I'm sure the owner of the carwash in Sacramento who was confronted by two IRS agents for the grand sum of....4 cents and was treated, in the owner's words, condescendingly, is surely not a sign of things to come
It is a fact that both the IRS and the Department of Education have both posted RFQ's (Request for Quotation) for semi-automtic weapons. Why? Coincidentally, the new health care act deals with the IRS and DOE.
Since the United States census constitutionally is for enumeration, ONLY, what does...
a. Your name and names of all members of household
b. Home address
c. Race
d. Nationality
e. Income
f. Age and dates of birth of all members of household
have to do with the simple task of enumeration, counting heads?
But, most importantly, why is the IRS in charge of this health care monstrosity?
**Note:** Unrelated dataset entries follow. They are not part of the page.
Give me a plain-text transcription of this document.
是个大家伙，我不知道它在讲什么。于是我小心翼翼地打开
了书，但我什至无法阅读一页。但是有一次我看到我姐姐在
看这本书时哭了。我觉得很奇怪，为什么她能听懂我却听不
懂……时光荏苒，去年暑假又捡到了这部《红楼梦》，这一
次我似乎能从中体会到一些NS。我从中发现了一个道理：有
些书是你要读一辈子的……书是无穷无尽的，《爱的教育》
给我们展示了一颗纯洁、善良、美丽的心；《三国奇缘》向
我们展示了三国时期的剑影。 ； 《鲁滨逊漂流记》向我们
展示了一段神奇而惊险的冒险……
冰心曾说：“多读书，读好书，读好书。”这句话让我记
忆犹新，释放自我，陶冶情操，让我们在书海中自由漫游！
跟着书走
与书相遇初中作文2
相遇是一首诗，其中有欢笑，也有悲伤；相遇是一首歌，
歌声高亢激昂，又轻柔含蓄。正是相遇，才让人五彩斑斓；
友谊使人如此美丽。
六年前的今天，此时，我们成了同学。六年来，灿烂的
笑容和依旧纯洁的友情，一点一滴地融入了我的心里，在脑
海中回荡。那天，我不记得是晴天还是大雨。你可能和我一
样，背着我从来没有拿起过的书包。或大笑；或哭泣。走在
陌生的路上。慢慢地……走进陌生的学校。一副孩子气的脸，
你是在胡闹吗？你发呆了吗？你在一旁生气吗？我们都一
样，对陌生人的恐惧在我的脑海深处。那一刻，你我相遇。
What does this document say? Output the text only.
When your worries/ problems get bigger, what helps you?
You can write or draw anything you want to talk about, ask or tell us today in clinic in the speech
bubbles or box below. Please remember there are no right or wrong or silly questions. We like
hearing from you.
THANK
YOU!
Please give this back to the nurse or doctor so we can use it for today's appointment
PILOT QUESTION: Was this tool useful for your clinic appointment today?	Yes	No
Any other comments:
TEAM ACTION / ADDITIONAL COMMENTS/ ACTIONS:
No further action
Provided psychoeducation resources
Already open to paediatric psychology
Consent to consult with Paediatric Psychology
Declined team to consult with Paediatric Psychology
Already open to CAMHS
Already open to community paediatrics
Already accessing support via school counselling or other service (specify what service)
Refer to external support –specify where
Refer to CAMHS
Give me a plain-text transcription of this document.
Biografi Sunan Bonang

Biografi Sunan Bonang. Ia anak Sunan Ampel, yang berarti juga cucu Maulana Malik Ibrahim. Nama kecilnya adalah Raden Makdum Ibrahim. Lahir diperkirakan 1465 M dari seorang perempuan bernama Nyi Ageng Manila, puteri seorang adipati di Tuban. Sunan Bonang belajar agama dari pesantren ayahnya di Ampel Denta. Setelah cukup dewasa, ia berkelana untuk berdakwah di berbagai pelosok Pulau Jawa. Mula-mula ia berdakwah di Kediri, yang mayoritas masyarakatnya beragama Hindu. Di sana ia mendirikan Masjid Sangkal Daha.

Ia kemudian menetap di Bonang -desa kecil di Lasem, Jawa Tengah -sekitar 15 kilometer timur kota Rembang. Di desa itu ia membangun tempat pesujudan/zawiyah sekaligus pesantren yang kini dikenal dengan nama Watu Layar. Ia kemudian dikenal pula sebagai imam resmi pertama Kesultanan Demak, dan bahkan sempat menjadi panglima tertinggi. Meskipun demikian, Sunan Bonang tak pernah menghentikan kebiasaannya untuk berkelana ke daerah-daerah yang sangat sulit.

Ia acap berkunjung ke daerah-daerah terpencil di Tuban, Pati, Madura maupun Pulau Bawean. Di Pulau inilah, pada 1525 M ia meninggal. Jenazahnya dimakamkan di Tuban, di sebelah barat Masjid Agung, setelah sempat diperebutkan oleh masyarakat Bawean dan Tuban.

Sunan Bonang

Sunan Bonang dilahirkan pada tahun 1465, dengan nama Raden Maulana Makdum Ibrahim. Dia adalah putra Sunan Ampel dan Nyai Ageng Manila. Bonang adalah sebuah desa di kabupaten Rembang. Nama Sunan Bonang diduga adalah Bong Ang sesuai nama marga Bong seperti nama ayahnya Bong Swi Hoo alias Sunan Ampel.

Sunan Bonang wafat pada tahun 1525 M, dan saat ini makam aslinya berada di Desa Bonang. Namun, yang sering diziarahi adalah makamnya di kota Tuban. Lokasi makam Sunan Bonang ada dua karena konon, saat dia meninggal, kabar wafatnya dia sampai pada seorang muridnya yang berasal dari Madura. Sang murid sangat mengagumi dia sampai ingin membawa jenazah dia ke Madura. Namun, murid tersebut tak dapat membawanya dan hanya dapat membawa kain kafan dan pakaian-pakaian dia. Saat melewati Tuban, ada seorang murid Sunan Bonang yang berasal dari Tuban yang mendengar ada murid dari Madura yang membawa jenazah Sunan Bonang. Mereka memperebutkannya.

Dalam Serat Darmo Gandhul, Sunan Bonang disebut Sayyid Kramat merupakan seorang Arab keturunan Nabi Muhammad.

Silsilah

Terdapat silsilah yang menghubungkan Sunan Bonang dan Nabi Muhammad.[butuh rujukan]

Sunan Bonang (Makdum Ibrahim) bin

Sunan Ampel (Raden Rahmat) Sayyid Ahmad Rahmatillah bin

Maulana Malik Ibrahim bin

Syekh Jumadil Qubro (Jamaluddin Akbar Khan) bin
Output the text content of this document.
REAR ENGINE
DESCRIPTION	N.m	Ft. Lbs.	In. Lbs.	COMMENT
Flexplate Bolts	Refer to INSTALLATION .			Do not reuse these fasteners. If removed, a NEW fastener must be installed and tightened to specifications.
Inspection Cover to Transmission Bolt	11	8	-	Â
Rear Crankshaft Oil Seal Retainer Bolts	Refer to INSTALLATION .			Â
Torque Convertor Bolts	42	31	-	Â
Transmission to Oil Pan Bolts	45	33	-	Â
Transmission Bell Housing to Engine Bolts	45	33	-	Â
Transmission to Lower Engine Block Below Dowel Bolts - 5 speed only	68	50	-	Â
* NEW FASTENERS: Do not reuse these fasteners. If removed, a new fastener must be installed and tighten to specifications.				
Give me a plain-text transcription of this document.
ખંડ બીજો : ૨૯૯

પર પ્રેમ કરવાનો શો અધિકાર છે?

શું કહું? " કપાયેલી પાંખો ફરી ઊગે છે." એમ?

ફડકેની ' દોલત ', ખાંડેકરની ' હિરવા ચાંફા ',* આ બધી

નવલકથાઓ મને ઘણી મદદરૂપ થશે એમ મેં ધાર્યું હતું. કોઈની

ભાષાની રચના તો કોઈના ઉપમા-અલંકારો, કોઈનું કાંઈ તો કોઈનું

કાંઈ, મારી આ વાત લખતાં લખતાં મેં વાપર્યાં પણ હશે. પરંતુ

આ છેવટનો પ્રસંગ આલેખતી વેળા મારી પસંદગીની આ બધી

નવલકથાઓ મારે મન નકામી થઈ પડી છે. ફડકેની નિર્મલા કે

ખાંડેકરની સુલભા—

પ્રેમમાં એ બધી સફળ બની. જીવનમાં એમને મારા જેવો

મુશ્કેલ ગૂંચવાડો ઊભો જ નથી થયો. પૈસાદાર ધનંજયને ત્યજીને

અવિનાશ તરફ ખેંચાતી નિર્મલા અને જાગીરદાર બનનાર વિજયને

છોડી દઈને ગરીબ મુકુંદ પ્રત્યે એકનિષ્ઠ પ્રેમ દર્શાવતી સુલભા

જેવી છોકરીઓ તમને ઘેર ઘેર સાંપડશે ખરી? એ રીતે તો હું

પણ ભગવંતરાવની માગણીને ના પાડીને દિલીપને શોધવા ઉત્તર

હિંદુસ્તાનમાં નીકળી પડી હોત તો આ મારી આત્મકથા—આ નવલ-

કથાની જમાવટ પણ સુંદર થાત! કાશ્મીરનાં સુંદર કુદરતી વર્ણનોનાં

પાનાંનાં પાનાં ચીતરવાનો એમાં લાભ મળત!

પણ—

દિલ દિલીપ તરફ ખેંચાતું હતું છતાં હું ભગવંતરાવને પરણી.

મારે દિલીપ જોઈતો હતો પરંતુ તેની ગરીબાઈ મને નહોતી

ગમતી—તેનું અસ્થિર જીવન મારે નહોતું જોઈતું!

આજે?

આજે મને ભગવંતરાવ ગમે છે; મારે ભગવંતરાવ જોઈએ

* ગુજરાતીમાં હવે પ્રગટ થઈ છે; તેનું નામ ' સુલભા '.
In all states, the IRS may file with the county clerk, a tax lien against you personally, and your real property (house, commercial property, etc.)
By the way, unlike you or I, when trying to collect an alleged debt, they do not have to sue, go to court, prove to a judge or jury they are right with evidence and facts, win the suit, get a judgement signed by a judge, then abstract the judgement into a lien. They simply skip the judicial process, due process as it is constitutionally known, and go straight to lien.
So, they dont like what your insurance covers or doesn't cover, you choose not to buy federally mandated insurance? You could end up with a lien against you and your property? Dont own real property? The lien is good for ten years, at which point the lien is renewable for another ten years.
Don't pay the lien? They garnish your wages and seize your property.
Here in Texas, you cannot lose your homesteaded property for a debt. Yes you can lose it due to owing property taxes on the property itself. And we don't have garnishee for wages. But, the IRS can and does garnishee wages, again simply by writing an unsigned, yes, unsigned letter.
And they can seize any real property, bank accounts, etc. by writing again an unsigned letter. No due process.
Finally, Natonal Insecurity quotes very low numbers for prosection, however, the United States does not have debtors prison, except if you owe income tax.